Fundamental limitations of genomic language models for realistic sequence generation
Tzanakakis, A.; Mouratidis, I.; Georgakopoulos-Soares, I.
Show abstract
Large language models (LLMs) have shown remarkable success in natural language processing, prompting interest in their application to genomic sequence analysis. Genomic Language Models (gLMs) based on similar architectures offer a promising avenue for synthetic genome generation and characterization. However, their effectiveness for biological sequence modeling remains poorly characterized. We present a comprehensive evaluation of genomic language models that explicitly aim to generate entire synthetic genomes. We tested Evo 2 on diverse prokaryotic, eukaryotic and viral genomes, and megaDNA on bacteriophage genomes, and assessed performance across key biological features and organizational patterns. Our results reveal systematic failures in gLM-based genomic reconstruction. While the synthetic sequences captured local sequence statistics, they consistently failed to preserve long-range genomic organization, repeat and k-mer composition, transcription factor binding site architecture, and evolutionary constraints. Generated sequences exhibited violations of natural genomic patterns and models showed particular difficulty with repetitive elements.

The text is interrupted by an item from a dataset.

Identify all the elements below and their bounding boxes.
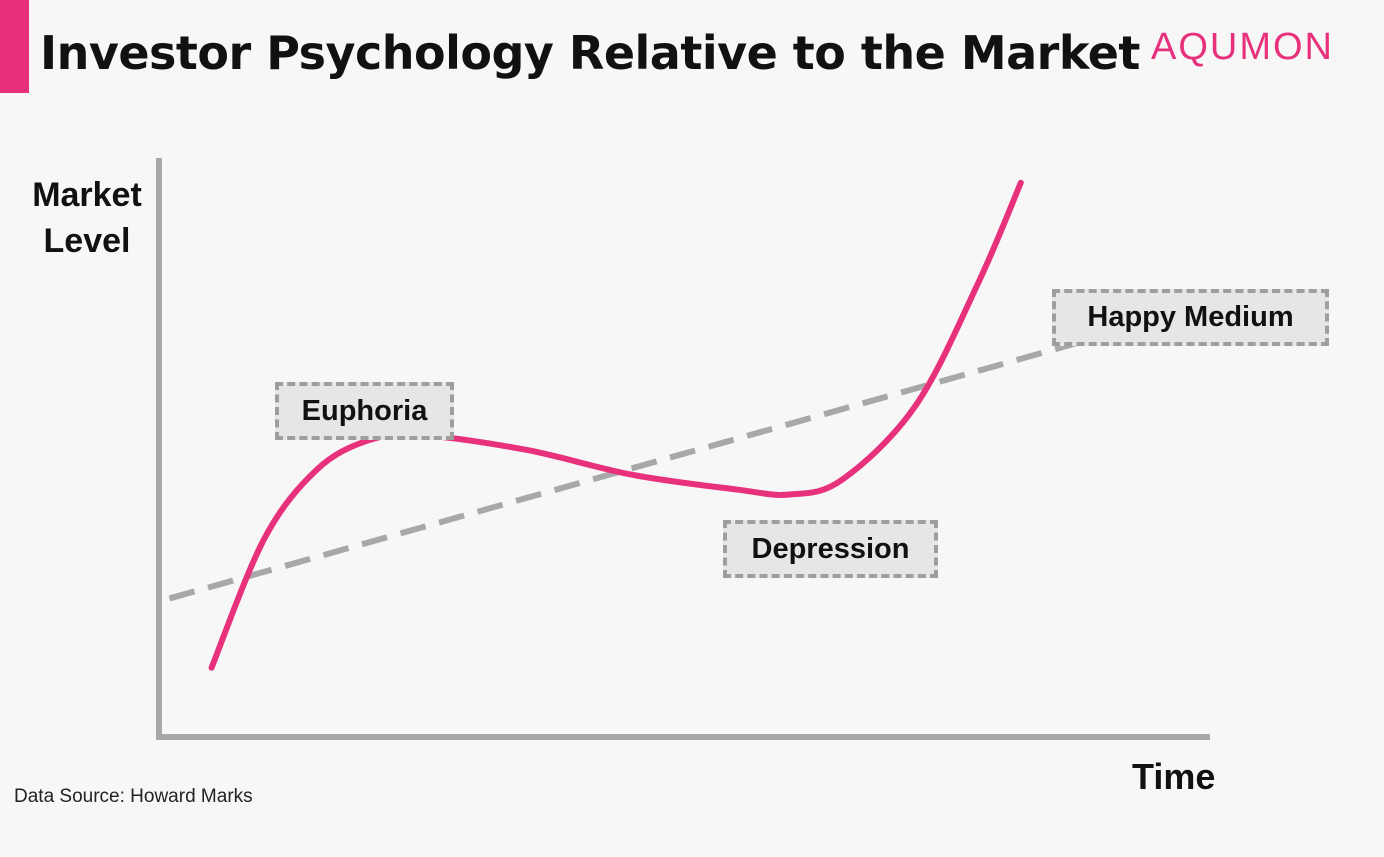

To assess the quality of genome generation, we trained a convolutional neural network that reliably distinguished synthetic from natural sequences, achieving AUROC values up to 0.97 in eukaryotes and 0.82 in prokaryotes, with classification accuracy increasing monotonically with genomic distance from the seed. These findings suggest fundamental limitations in current gLM architectures for capturing the long-range, hierarchical nature of genomic sequences. Our work highlights the need for specialized architectures that explicitly model evolutionary constraints rather than relying solely on statistical patterns, with important implications for computational biology applications requiring realistic sequence generation and for biosafety assessments that depend on the distinguishability of synthetic and natural genomic sequences.